I do prefer PC over console for this very reason. PC is just better with customization and accessibility thanks to the option for modding and stuff.
Well, a Steam Machine might be perfect for your usecase then, it’s small so you can replace your console and enjoy it, as well as Steam Input.
Money. Disabled unemployed. Very limited funds that are pretty much keeping me fed and the occasional $5-$10 game on sale if I treat myself.
Steam Machines are just gonna be priced like a regular computer and still needs a setup. If I’m playing PC I’m using my mouse and keyboard. I much prefer it over a controller with my fingers how they are.
spongy bosses don’t always mean they’re challenging. I can’t count how many times I’ve fought a boss who isn’t hard or interesting but just wastes time cause they have a ton of health.
mechanics matter.
I love my older retro games, like I’m a huge Metroid fan, but jebus to Betsy, they fall for this trapping all too often.
I don’t fault them, those were the Wild West of gaming when devs were still figuring things out, but damn does it make going back to older games a bit rough.
Wresting control away every time I take ten steps for some stupid exposition. Just leave me the fuck alone. Damn. I want to explore and discover stuff by, you know, playing the game.
This is why Final Fantasy is my favorite game in the series.
Far Cry 5 was the fucking worst with this. Every single thing you did added to a sort of “story progress” bar. And when it filled, you were forcibly dragged away to do a story mission. They literally sleep-darted you from off screen, and had you wake up at the start of the story mission. Like you couldn’t make a more comically overdone “get forced to do story mission” scenario if you tried.
The devs said it was because they wanted to avoid that he Skyrim Syndrome, where players quickly forget about the main story in favor of all of the side content. But the implementation resulted in player agency taking a cudgel to the teeth every few hours.
Logins. I hate games with accounts. Just let me play.
oh, hey, you haven’t launched this game in a year
please download and install the new launcher. please login to the new launcher. your login does not work, please go to the website to reactivate your account. you must restart your system to reset the launcher login screen. please wait a full minute for the launcher to finish loading. please wait thirty seconds for us to process your login credentials. please wait fifteen seconds for us to begin the process of launching the game.
Too many games are “survival” games now which really means they will make you do a bunch of chores to get to the sub par shooter or adventure game the chores gate you from. No, I don’t want to chop wood and get rope or whatever for the 50th game that never innovates on any of these mechanics to get to the “good part”

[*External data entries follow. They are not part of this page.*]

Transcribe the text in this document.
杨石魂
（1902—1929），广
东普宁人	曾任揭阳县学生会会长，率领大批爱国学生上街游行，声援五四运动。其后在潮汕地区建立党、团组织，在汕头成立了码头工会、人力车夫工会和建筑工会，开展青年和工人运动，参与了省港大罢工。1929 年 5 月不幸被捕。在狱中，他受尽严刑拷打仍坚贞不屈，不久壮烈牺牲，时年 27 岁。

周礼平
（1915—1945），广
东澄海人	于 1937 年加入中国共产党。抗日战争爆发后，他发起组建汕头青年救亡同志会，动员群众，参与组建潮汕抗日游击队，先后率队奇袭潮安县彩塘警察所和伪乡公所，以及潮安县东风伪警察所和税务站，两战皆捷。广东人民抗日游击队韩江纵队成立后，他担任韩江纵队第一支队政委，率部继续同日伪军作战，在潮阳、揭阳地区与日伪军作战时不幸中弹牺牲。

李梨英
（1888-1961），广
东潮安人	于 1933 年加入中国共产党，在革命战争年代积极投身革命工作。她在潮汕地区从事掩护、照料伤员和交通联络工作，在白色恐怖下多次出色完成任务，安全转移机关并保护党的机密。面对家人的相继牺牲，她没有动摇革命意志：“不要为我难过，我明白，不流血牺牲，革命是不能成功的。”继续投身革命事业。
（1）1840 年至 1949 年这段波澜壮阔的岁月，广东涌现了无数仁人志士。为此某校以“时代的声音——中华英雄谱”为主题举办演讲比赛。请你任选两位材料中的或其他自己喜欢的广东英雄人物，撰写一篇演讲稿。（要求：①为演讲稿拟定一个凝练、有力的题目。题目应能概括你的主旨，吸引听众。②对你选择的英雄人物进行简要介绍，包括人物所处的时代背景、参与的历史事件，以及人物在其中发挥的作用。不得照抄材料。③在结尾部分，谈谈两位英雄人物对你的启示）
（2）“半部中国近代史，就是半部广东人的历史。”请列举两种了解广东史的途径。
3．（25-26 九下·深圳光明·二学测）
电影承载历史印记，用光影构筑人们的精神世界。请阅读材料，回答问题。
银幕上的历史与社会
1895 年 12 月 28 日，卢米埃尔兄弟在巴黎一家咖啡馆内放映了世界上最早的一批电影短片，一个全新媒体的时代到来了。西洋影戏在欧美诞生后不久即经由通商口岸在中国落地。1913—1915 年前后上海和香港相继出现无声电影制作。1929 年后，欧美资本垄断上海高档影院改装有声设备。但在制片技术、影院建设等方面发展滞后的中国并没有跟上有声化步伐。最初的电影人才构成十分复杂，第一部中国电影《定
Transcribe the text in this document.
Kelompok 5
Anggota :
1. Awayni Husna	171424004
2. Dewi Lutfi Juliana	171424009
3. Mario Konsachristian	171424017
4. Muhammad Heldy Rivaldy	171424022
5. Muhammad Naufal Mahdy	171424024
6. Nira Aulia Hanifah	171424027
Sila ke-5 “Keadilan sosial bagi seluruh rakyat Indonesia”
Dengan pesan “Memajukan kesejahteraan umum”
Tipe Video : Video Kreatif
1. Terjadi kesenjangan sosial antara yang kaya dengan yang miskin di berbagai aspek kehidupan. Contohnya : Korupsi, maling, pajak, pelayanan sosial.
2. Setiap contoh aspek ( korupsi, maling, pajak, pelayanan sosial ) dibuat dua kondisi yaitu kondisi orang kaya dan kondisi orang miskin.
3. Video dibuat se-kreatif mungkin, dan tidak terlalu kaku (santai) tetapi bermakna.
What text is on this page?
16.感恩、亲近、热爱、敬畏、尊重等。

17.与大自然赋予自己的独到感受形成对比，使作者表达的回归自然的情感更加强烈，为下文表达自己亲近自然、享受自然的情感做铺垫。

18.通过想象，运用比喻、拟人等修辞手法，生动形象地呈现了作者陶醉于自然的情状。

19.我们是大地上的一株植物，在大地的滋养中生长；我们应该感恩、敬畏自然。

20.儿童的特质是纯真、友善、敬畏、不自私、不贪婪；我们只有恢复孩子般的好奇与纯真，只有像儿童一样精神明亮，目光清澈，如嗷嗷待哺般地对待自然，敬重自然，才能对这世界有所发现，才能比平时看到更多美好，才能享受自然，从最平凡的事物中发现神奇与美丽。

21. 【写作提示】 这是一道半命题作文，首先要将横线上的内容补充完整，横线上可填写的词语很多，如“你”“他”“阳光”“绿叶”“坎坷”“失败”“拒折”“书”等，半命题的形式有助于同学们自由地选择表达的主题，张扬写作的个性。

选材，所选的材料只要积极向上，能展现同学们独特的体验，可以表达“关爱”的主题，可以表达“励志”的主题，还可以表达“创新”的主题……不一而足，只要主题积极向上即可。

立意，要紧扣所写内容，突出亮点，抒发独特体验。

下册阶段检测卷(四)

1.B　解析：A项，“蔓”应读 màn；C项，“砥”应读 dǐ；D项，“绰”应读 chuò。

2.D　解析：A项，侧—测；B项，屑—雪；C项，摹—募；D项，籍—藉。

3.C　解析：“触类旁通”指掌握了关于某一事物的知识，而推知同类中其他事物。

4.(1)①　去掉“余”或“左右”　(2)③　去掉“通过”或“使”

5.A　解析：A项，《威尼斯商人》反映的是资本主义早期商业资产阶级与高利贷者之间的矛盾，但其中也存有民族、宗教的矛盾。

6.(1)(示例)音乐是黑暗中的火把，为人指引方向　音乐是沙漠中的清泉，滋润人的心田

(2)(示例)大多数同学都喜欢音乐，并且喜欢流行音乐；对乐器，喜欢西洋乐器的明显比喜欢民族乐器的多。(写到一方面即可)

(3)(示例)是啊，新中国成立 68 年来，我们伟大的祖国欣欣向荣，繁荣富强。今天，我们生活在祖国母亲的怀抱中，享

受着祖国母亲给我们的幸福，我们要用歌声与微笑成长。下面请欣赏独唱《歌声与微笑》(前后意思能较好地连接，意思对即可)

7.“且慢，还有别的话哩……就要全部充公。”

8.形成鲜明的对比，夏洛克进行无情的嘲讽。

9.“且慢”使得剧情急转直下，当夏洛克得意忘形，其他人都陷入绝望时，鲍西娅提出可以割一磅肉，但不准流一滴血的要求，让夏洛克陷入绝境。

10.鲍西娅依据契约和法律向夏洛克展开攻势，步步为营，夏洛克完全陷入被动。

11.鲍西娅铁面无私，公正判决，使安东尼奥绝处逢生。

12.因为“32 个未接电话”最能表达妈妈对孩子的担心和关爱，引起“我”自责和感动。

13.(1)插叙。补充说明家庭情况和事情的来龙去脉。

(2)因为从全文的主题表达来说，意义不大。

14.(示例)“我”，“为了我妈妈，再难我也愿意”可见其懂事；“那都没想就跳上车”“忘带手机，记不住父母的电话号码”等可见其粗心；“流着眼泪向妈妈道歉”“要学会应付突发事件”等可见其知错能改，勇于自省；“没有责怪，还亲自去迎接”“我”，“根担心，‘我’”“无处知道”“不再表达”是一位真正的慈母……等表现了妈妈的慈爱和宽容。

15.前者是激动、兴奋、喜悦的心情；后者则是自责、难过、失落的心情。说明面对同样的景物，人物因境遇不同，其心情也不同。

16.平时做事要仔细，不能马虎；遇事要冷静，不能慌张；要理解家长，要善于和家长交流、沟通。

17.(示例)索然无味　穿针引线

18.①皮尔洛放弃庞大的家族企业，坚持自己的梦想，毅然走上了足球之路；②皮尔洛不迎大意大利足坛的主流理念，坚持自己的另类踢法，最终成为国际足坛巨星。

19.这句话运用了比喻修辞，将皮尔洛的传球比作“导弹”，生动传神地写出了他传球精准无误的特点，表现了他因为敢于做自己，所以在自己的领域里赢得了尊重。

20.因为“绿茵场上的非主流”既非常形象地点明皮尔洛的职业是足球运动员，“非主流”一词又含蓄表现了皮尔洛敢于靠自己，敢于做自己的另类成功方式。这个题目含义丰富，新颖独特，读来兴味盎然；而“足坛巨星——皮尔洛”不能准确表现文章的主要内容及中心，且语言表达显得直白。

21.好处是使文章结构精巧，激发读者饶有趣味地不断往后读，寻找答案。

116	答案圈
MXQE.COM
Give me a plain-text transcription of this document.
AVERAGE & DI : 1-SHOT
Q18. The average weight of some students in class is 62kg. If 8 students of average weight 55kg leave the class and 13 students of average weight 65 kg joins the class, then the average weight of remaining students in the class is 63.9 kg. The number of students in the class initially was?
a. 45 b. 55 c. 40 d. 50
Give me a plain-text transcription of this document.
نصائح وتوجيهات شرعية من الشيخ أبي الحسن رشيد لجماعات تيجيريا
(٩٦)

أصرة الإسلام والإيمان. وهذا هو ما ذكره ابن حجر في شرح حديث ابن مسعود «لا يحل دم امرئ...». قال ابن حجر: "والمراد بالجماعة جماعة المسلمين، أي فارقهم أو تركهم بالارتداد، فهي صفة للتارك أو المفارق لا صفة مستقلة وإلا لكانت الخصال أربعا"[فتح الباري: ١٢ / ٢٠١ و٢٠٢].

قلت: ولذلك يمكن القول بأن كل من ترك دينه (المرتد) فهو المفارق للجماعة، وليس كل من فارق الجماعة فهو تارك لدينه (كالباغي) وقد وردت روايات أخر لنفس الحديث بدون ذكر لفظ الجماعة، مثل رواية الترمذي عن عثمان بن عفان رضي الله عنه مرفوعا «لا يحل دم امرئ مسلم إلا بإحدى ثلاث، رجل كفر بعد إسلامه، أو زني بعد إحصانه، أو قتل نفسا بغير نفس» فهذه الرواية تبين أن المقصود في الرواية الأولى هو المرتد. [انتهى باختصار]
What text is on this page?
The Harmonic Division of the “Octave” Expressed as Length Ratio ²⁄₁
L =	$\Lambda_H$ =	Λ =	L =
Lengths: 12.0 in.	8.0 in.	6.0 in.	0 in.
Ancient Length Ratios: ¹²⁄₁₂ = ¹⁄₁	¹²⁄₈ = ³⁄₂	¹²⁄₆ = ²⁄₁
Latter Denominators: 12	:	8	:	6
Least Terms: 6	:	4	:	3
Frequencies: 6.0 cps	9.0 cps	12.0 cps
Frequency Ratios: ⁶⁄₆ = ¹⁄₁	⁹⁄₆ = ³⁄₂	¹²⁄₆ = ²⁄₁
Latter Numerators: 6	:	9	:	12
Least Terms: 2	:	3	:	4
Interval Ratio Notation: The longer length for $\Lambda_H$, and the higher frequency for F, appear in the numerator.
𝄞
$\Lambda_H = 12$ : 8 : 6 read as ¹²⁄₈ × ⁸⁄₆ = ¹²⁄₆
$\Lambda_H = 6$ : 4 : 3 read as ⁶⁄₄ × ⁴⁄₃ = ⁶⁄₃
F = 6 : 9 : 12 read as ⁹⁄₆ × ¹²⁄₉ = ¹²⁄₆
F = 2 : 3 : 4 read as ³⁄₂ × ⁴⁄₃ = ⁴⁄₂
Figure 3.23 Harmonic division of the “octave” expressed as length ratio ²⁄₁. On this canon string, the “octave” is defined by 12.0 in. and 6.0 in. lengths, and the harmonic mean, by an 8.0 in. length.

Also lots of fun games seem to be ruined because they are battle royales.
Survival mechanics only work when the elements are the main antagonist like in Cataclysm: Dark Days Ahead (the zombies are just obstacles blocking my path to the fridge)
The fact that games act like climbing doesn’t exist. You reach a path blocked by a small rock that any normally able bodied human could climb and it just pisses me off.
Like Pokémon games with a rock you could easily just walk around but noooo you gotta travel to this other town to get a special item or learn a special skill to get around this thing you could easily climb over or walk around.
It’s even worse in VR games. As much as I love Half Life Alyx, there were certain barriers that are literally just a pile of rubble or a chain link fence.
Challenges that require replaying a level several times to achieve them can be very rewarding
Unless the level also comes with unskippable cut scenes or long conversations on horseback
Abuse of quick time events. Some overrated games are horrible about it. I think it should never be used.
Gawwdan preventing rebinding is so annoying! Or it’s monkey paw wish cousin, letting you rebinding but the on-screen prompts are hard coded to display the default key.
In a simmiliar accessibility vein, I’m hard of hearing so when a game has no option for subtitles then at best I catch 1/3rd of the story.